Learn more from NASH’s new position statement on surprise medical bills.

NASH Seeks Medicaid Exemption From New Public Charge Regulation

Congress should exempt Medicaid enrollment from the criteria in a new federal regulation that defines “public charge” or even overturn that regulation entirely, the National Alliance of Safety-Net Hospitals has declared in a new position statement.

The new statement, developed to coincide with NASH Advocacy Day in Washington, D.C. last week, notes that the fear of being designated a public charge will discourage many immigrants, including those to whom the new regulation does not even apply, from obtaining the medical care they need.  As a result, as many as 13 million legal immigrants are expected to disenroll from Medicaid out of fear of being labeled a public charge or choose not to enroll in the program even though they are entitled to Medicaid benefits.  Those found to be public charges risk losing green card status or even deportation.

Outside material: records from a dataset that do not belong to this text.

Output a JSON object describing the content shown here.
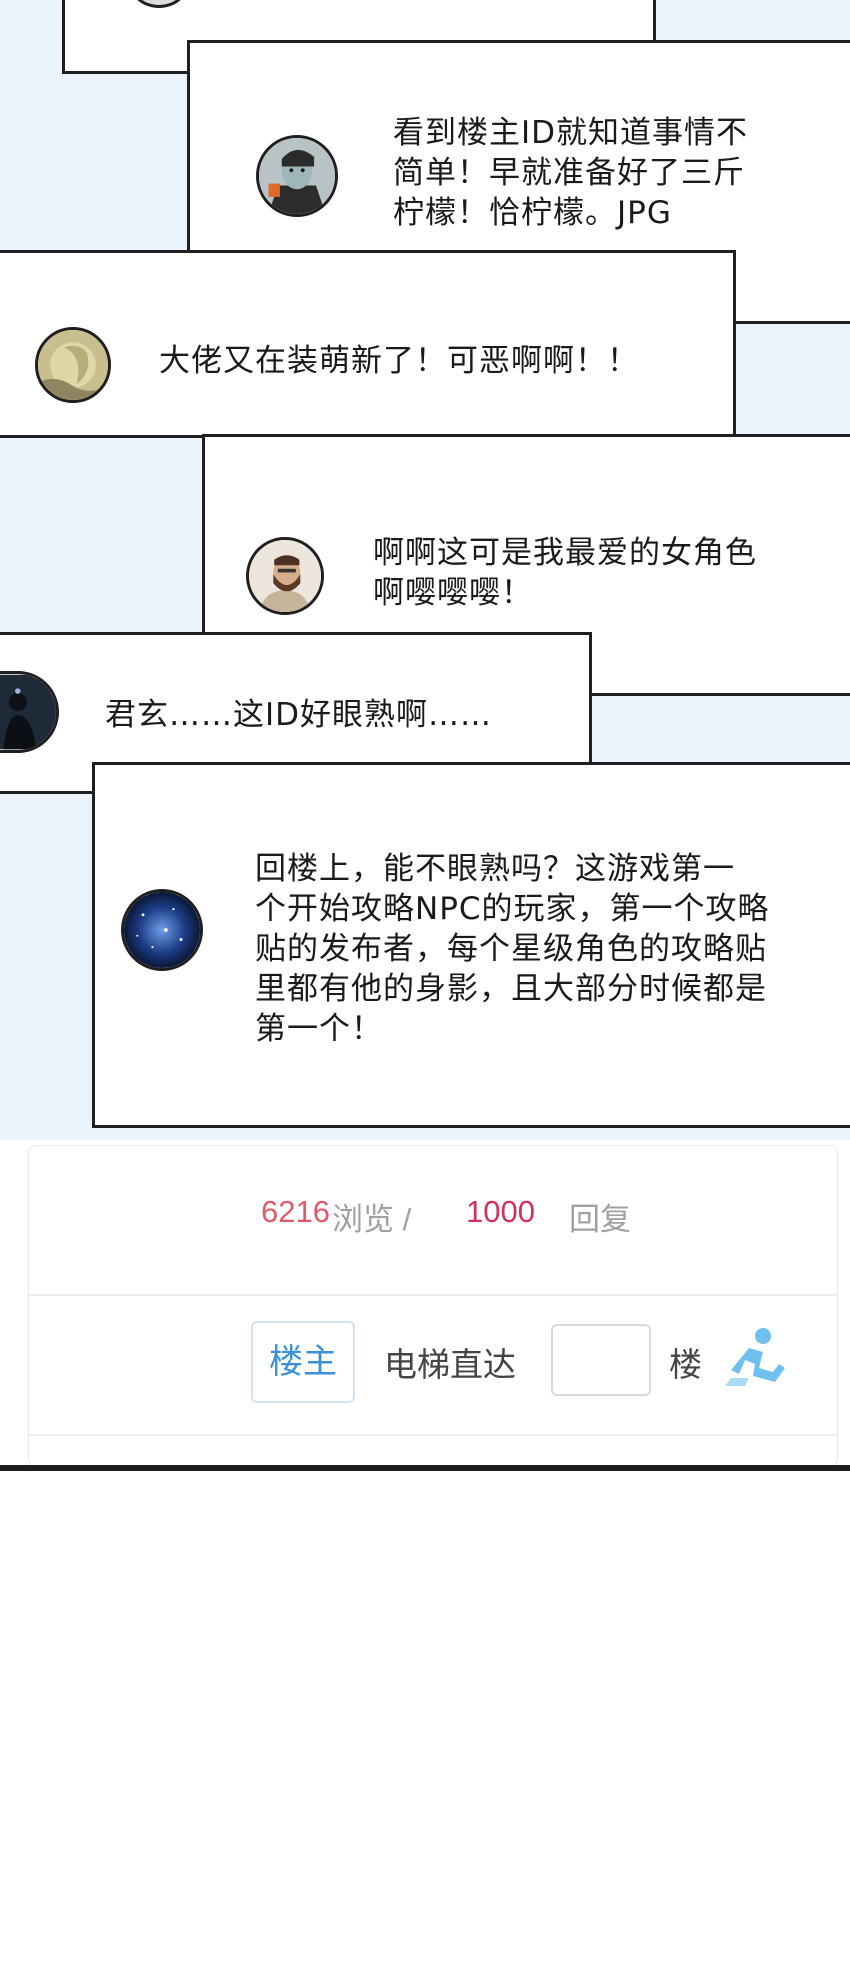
{
  "comments": [
    {
      "id": "c1",
      "text_lines": [
        "看到楼主ID就知道事情不",
        "简单！早就准备好了三斤",
        "柠檬！恰柠檬。JPG"
      ],
      "avatar": "comic-character-avatar"
    },
    {
      "id": "c2",
      "text_lines": [
        "大佬又在装萌新了！可恶啊啊！！"
      ],
      "avatar": "golden-moon-avatar"
    },
    {
      "id": "c3",
      "text_lines": [
        "啊啊这可是我最爱的女角色",
        "啊嘤嘤嘤！"
      ],
      "avatar": "bearded-man-avatar"
    },
    {
      "id": "c4",
      "text_lines": [
        "君玄……这ID好眼熟啊……"
      ],
      "avatar": "dark-figure-avatar"
    },
    {
      "id": "c5",
      "text_lines": [
        "回楼上，能不眼熟吗？这游戏第一",
        "个开始攻略NPC的玩家，第一个攻略",
        "贴的发布者，每个星级角色的攻略贴",
        "里都有他的身影，且大部分时候都是",
        "第一个！"
      ],
      "avatar": "galaxy-avatar"
    }
  ],
  "forum": {
    "views_count": "6216",
    "views_label": "浏览 /",
    "replies_count": "1000",
    "replies_label": "回复",
    "louzhu_button": "楼主",
    "elevator_label": "电梯直达",
    "floor_input_placeholder": "",
    "floor_unit": "楼",
    "jump_icon": "elevator-jump-icon"
  },
  "colors": {
    "background_blue": "#eaf3fb",
    "panel_border": "#1f1f1f",
    "views_count_color": "#e05a6a",
    "replies_count_color": "#d4305a",
    "label_gray": "#a0a0a0",
    "accent_blue": "#3a8fd6",
    "icon_blue": "#6fc0ee"
  }
}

Such individuals, NASH believes, will inevitably turn to private safety-net hospitals and others for care when they are sick or injured, placing great financial stress on these hospitals and potentially jeopardizing their ability to serve their communities.  For this reason, NASH has urged Congress to remove Medicaid participation from the criteria defining a public charge or to overturn the new regulation completely.

Learn more in the new NASH position paper “Challenges Posed by the New Public Charge Regulation.”

 

NASH Reiterates Call for Delay of Medicaid DSH Cuts

NASH supports current, bipartisan efforts in Congress to delay Medicaid disproportionate share (Medicaid DSH) cuts required by the Affordable Care Act.

The National Alliance of Safety-Net Hospitals has long called for the delay or elimination of these Medicaid DSH cuts and reiterated this view in preparation for NASH Advocacy Day, which was held last week in Washington, D.C.  In NASH’s view, Medicaid DSH is a vital tool for helping private safety-net hospitals serve residents of the low-income communities in which those hospitals are located.

NASH reinforced this position in a new position statement that notes that

While many Americans have taken advantage of the Affordable Care Act to obtain health insurance, millions remain uninsured…and the past two years have seen the number of uninsured Americans rise, not fall…Consequently, any decline now in Medicaid DSH payments could lead to an increase in the provision of charity care, possibly forcing hospitals to reduce services limit community outreach, and even reduce staff.  Such measures could jeopardize access to care, not only for hospitals’ uninsured and low-income patients but also for their privately insured, Medicare, and Medicaid patients as well.

See the complete statement on delaying Medicaid DSH cuts here, on the NASH web site.

NASH Award to Rep. Kennedy

NASH has given its “Champion for Health Care Award” to Representative Joe Kennedy III (D-MA).

Rep. Kennedy received the award during last week’s NASH Advocacy Day in recognition of his “tireless advocacy of access to care for his constituents, the residents of Massachusetts, and all Americans.”

As a member of the House Energy and Commerce Committee’s Health Subcommittee, Representative Kennedy has introduced numerous bills to help ensure access to care.  As explained by Keith Hovan, CEO of both NASH and the Southcoast Health System, which is located in Mr. Kennedy district, “Representative Kennedy has fought to protect private safety-net hospitals from damaging cuts that would hinder our ability to care for our most vulnerable residents.  We are incredibly grateful for his leadership.”